Special Market Update
Grain Market Commentary
Monday, January 13, 2020
By Rhett Montgomery, Associate Merchant, The Andersons
March corn traded up 3.75c to start the week, closing at $3.8950. New crop December corn closed at $4.0425, up 2.75c. Friday’s WASDE report had some surprises but the net effect was more or less neutral, something that many traders expected with a lot of unknowns still looming in the coming weeks and months that will be much more impactful to the corn market moving forward. In a move that was somewhat surprising the USDA actually raised the supply side of the balance sheet by adjusting the yield higher and increasing beginning stocks. However, what was most surprising about the report was that despite the increase in supply the USDA still cut ending stocks by 18M bushels by raising demand figures. It was the opinion of many in the trade that the USDA would release a neutral report by cutting 2019 production while simultaneously cutting export demand for the crop year. While the USDA did lower export demand by 75M bushels, they more than offset the cut with a 250M bu. increase in feed and residual usage.

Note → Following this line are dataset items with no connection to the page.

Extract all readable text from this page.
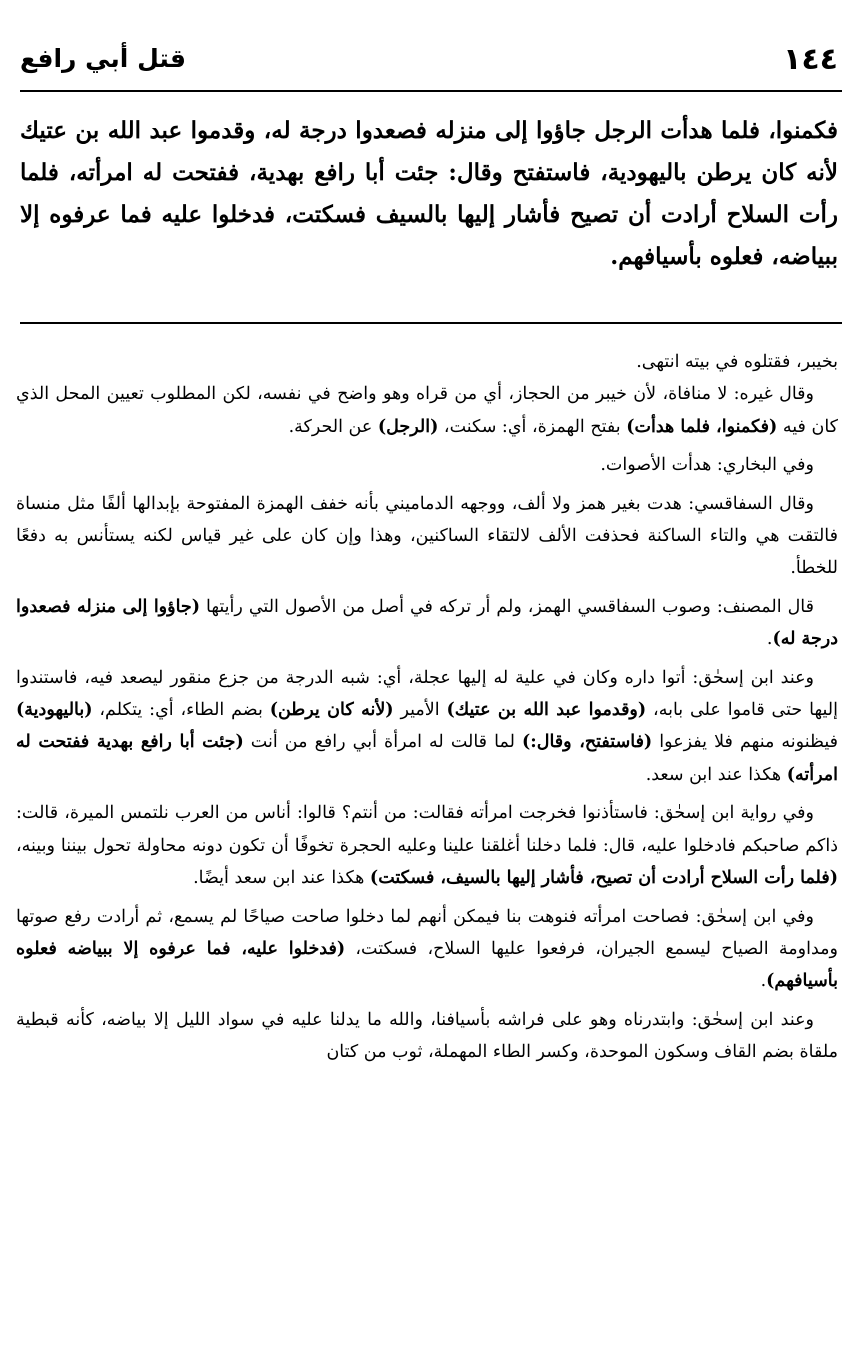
١٤٤
قتل أبي رافع
فكمنوا، فلما هدأت الرجل جاؤوا إلى منزله فصعدوا درجة له، وقدموا عبد الله بن عتيك لأنه كان يرطن باليهودية، فاستفتح وقال: جئت أبا رافع بهدية، ففتحت له امرأته، فلما رأت السلاح أرادت أن تصيح فأشار إليها بالسيف فسكتت، فدخلوا عليه فما عرفوه إلا ببياضه، فعلوه بأسيافهم.

بخيبر، فقتلوه في بيته انتهى.

وقال غيره: لا منافاة، لأن خيبر من الحجاز، أي من قراه وهو واضح في نفسه، لكن المطلوب تعيين المحل الذي كان فيه (فكمنوا، فلما هدأت) بفتح الهمزة، أي: سكنت، (الرجل) عن الحركة.

وفي البخاري: هدأت الأصوات.

وقال السفاقسي: هدت بغير همز ولا ألف، ووجهه الدماميني بأنه خفف الهمزة المفتوحة بإبدالها ألفًا مثل منساة فالتقت هي والتاء الساكنة فحذفت الألف لالتقاء الساكنين، وهذا وإن كان على غير قياس لكنه يستأنس به دفعًا للخطأ.

قال المصنف: وصوب السفاقسي الهمز، ولم أر تركه في أصل من الأصول التي رأيتها (جاؤوا إلى منزله فصعدوا درجة له).

وعند ابن إسحٰق: أتوا داره وكان في علية له إليها عجلة، أي: شبه الدرجة من جزع منقور ليصعد فيه، فاستندوا إليها حتى قاموا على بابه، (وقدموا عبد الله بن عتيك) الأمير (لأنه كان يرطن) بضم الطاء، أي: يتكلم، (باليهودية) فيظنونه منهم فلا يفزعوا (فاستفتح، وقال:) لما قالت له امرأة أبي رافع من أنت (جئت أبا رافع بهدية ففتحت له امرأته) هكذا عند ابن سعد.

وفي رواية ابن إسحٰق: فاستأذنوا فخرجت امرأته فقالت: من أنتم؟ قالوا: أناس من العرب نلتمس الميرة، قالت: ذاكم صاحبكم فادخلوا عليه، قال: فلما دخلنا أغلقنا علينا وعليه الحجرة تخوفًا أن تكون دونه محاولة تحول بيننا وبينه، (فلما رأت السلاح أرادت أن تصيح، فأشار إليها بالسيف، فسكتت) هكذا عند ابن سعد أيضًا.

وفي ابن إسحٰق: فصاحت امرأته فنوهت بنا فيمكن أنهم لما دخلوا صاحت صياحًا لم يسمع، ثم أرادت رفع صوتها ومداومة الصياح ليسمع الجيران، فرفعوا عليها السلاح، فسكتت، (فدخلوا عليه، فما عرفوه إلا ببياضه فعلوه بأسيافهم).

وعند ابن إسحٰق: وابتدرناه وهو على فراشه بأسيافنا، والله ما يدلنا عليه في سواد الليل إلا بياضه، كأنه قبطية ملقاة بضم القاف وسكون الموحدة، وكسر الطاء المهملة، ثوب من كتان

The quiet report on Friday makes sense considering the many unknown factors that will come to the forefront in the coming weeks; Firstly, the signing of Phase One of the trade agreement with China is fast approaching, due to take place on Wednesday of this week. The USDA chose not to account for any potential increased ethanol or corn exports to China in Friday’s report, as even with the signing this week, recent comments by the Chinese government that they will not increase corn import quotas and concerns over their ethanol mandates leave big question marks on how much of an impact on the U.S. corn balance sheet this trade deal could have.
Another story that is constantly developing is dwindling South American corn supplies as well as growing conditions in Brazil and Argentina with their harvest approaching. Although the growing season so far in South America has been uneventful these last few months will be key in seeing what size crop will be produced and will obviously play a very important role in U.S. exports business.

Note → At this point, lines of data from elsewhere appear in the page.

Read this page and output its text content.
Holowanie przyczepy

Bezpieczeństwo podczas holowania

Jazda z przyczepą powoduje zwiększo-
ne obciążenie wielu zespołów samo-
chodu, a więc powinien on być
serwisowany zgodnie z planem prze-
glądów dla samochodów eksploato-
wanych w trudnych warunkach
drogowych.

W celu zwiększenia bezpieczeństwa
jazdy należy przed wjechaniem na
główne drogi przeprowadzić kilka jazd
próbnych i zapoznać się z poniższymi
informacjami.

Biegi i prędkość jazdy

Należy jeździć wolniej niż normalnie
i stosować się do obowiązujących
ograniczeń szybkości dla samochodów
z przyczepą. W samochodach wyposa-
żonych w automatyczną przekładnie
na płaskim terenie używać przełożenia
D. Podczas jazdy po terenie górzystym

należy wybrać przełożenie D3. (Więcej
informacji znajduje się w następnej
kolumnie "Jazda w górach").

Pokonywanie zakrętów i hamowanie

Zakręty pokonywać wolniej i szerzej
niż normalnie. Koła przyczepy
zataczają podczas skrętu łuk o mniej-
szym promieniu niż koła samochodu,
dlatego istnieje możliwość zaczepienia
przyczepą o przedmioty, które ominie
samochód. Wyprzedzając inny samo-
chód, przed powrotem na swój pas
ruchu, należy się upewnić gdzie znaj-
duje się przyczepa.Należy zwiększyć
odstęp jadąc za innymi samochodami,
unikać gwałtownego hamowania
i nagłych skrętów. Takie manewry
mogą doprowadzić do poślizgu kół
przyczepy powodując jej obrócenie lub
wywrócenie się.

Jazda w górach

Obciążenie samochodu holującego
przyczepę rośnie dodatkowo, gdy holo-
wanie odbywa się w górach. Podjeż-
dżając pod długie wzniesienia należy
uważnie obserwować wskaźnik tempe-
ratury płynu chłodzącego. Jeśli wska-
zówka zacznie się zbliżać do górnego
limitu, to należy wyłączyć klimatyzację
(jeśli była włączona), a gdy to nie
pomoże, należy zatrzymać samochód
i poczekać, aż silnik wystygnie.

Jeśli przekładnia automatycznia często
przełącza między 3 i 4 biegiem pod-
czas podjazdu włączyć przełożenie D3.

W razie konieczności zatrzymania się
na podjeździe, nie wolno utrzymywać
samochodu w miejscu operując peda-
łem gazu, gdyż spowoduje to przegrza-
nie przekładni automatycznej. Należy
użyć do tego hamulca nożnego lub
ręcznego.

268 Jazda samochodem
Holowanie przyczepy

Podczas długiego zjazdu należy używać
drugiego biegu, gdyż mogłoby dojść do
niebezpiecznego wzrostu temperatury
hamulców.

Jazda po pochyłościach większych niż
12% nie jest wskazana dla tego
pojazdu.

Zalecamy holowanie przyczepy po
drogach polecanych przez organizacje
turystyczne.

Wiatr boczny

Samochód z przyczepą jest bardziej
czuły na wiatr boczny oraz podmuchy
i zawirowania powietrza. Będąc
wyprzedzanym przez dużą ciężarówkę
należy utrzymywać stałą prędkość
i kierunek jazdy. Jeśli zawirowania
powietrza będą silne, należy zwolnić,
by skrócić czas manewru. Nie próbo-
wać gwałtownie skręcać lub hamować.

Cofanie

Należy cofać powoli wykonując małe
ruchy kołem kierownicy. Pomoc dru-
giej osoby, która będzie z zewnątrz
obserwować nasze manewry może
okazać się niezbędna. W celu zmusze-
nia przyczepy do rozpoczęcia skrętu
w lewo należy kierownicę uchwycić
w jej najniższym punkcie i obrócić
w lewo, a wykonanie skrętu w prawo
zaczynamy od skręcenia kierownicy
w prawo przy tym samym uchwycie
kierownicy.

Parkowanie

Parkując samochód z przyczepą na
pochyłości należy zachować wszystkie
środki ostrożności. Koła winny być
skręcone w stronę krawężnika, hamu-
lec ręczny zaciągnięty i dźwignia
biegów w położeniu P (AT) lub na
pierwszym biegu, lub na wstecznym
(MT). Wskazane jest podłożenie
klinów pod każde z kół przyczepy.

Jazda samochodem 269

Lastly, the market will continue to watch for estimates on prospective corn acres that will be planted this spring. In the months between now and the official plantings report at the end of March, the battle of acres between soybeans and corn will be something that will always have the potential to move the market as analysts throughout the trade begin to make their estimates of how many acres of corn will be planted this spring. The consensus right now is for increased acres year over year, 96M acres seems to be a common figure used. However, as 2019 showed us a lot can happen in just a month or two in terms of weather that can completely change the scope of a crop year.

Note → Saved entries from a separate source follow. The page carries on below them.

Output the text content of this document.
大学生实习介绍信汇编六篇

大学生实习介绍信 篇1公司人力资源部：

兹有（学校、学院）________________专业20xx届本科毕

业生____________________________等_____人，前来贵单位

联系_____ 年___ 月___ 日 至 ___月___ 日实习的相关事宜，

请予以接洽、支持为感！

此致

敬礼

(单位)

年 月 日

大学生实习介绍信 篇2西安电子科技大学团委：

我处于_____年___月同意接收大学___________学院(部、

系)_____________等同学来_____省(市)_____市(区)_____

March soybeans traded down 4.75c to start the week, closing at $9.4125. New crop November soybeans also traded lower, closing at $9.6950 down 5.25c. Much like corn, Friday’s report was more or less a non-event for soybeans as the market continues its consolidation that began in the sessions leading up to the report. It is clear that the USDA is waiting on more commitments to develop between the U.S. and China in regards to Phase one of the trade agreement before putting anything official into a report. The signing of Phase One of the trade agreement on Wednesday would definitely be seen as a step forward towards China’s potential commitment to import $40 billion worth of U.S. agricultural goods. However, it is worth being cautious heading into Wednesday as should the signing be delayed as many events in this almost 2 year process have been, the market would have very little patience. It has become clear that market participants want a concrete agreement and commitments from both sides. Also similarly to corn, the coming months of South American weather and U.S. weather into our planting season will be something the market will be watching closely and will set the stage for the remainder of the 2019/2020 crop year.
For now the market is sitting in the middle to upper part of the range that it has settled into for the past year. If we are to see a move higher towards the late October highs of $9.70 March futures, the signing of Phase One of the trade agreement will be a necessity. If nothing is accomplished in terms of an export program heading into an estimated record large South American crop, as well as increased U.S. planted acres, the downside target looks to be in the $9.00 area in the mid to long term.